British Gas has been forced to apologize to hundreds of thousands of customers after failing to repair and maintain faulty boilers this winter, the reports Telegraph.
The energy giant promised to improve its customer service after being criticized for allowing its employees to work from home several days a week.
A cold snap is forecast for this weekend, with heavy snowfall and temperatures as low as -6C (21.2F), but many customers will be without heating or hot water.
It comes after announcing that energy bills will rise by an average £700 in April – a record jump of more than 50 per cent – amid a growing cost of living crisis.
British Gas customers with broken boilers say they have already had weeks of delays and canceled calls despite paying charges of £14 a month under the company’s HomeCare scheme, which was supposed to provide breakdown cover and an annual service for around 3, 4 million people.
Some customers have found their annual service delivery times delayed by orders of magnitude, with the company admitting it faces a “lack of standard appointments” in some areas.
Emergency calls also take weeks to respond to, leaving customers without adequate hot water or heating — a problem many also had in the fall.
The company has subsequently received tens of thousands of complaints and apologized for its poor service with a promise to fix the situation.
A British Gas spokesman said: “We have identified the issues and are taking the right steps to rectify them. Our customers are the most important thing. We are sorry and we have faith that we will improve.”
However, it has been warned about this issue by the Financial Conduct Authority (FCA).
The FCA said it is aware of the issues and is working with the company to resolve them, with British Gas expected to come up with a timeline to improve its service.
The scandal has yet to prompt a full investigation by regulators, which could ultimately lead to the company’s license to sell insurance being revoked or a significant fine being imposed.
A spokesman for the FCA, which is responsible for regulating and investigating how financial services operate, said: “We are aware of the issues and are working with the firm to ensure these are resolved as quickly as possible and customers are treated fairly .”
Sir John Hayes, the former Energy Secretary, said it was “time to get tough” on British Gas.
“Companies need to be made to assume their responsibilities and offer customers what they deserve,” he said.
“It’s time to get tough because people have to wait far too long. Families with children are living without heating or hot water and that’s just not good enough.”
Problems have been attributed to strikes and staff shortages due to Covid.
Chris O’Shea – chief executive of Centrica, the owner of British Gas – has come under fire in recent weeks for continuing to work from home despite the national energy crisis and mounting customer complaints.
Anthony Vickers, 46, a data analyst from Basingstoke, has been unable to run his children, ages two and five, in a hot bath for over a month because of a problem with his water heater.
A request for an engineer’s visit was first made in early January, and twice assignments were canceled within a day of being scheduled to take place.
He has had the same British Gas insurance policy since mid-2019 and pays £20 a month for the HomeCare service plan, which covers maintenance on his boiler and central heating.
The contract states that any problem that needs to be fixed will require an additional £60 to be paid – meaning he has paid out a total of £300 over the past year after the engineer’s participation and more than £600 since the policy began.
His efforts to get the £60 fee waived for the two canceled visits were initially rejected by the company.
He said: “We have a choice of either having paid the money, canceling them and essentially starting the process over again, or we’ve just got to try to hold out, try to get them out and then I’m going to cancel.”

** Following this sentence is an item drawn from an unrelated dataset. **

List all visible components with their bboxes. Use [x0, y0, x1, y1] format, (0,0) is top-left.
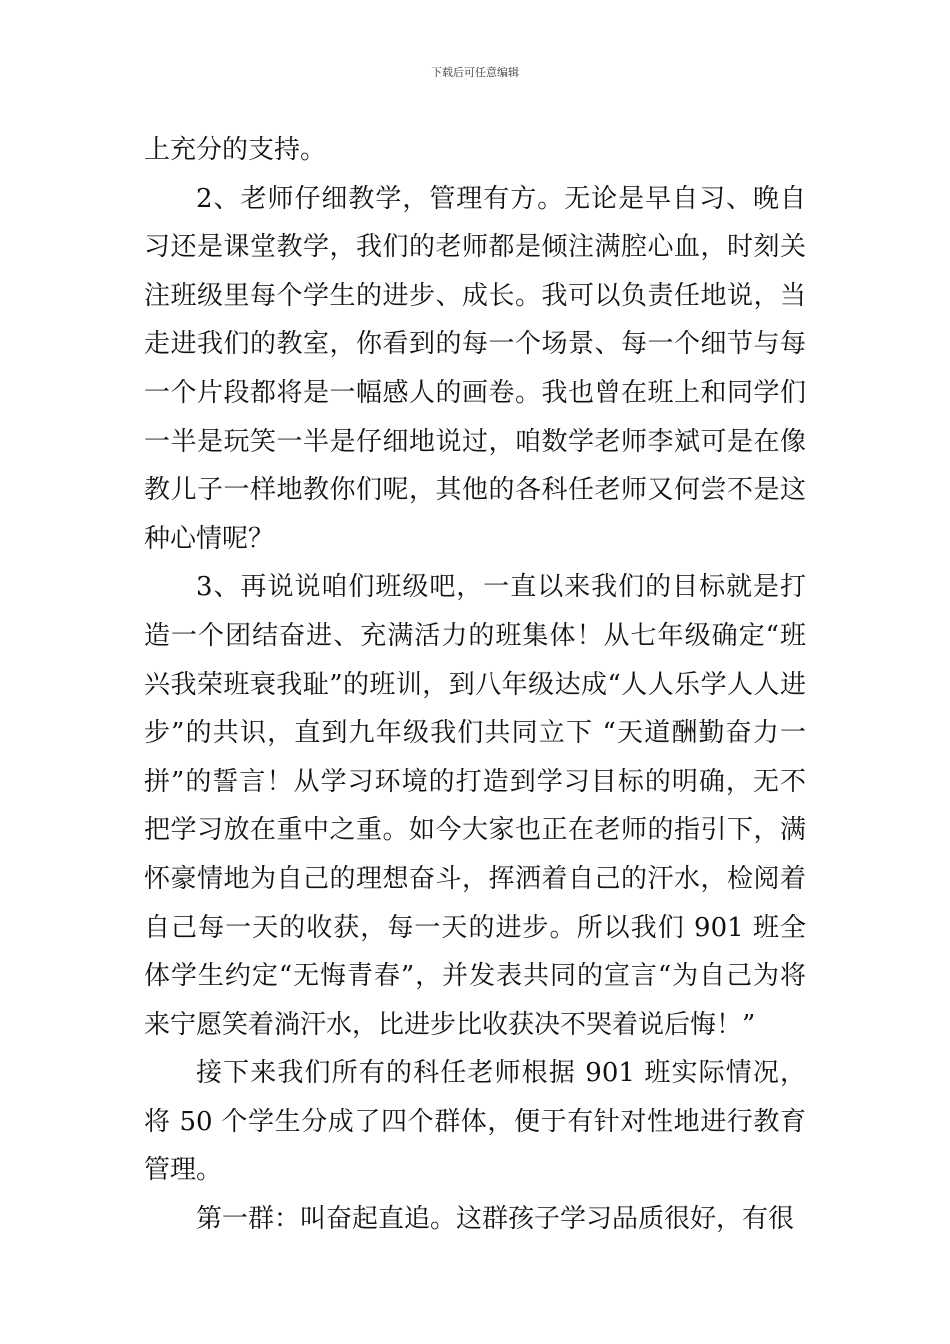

A British Gas spokesman replied: “We are very sorry for the service Mr Vickers has received and it is not what our customers should expect from us. We will be waiving the £60 roadside repair deductible on this occasion and have spoken to him to confirm an appointment for Monday.”
Hundreds of customers have taken to social media with similar complaints, with some rearranging routine boiler services for the fourth time.
Alexander Stafford, the Conservative MP for Rother Valley and a member of the Business and Energy Committee, said he would raise the issue in Parliament.
“It’s an absolute disgrace,” he said. “If you pay for a service, you should get it.
“British Gas plays fast and loose with the rules and acts in a totally irresponsible way.”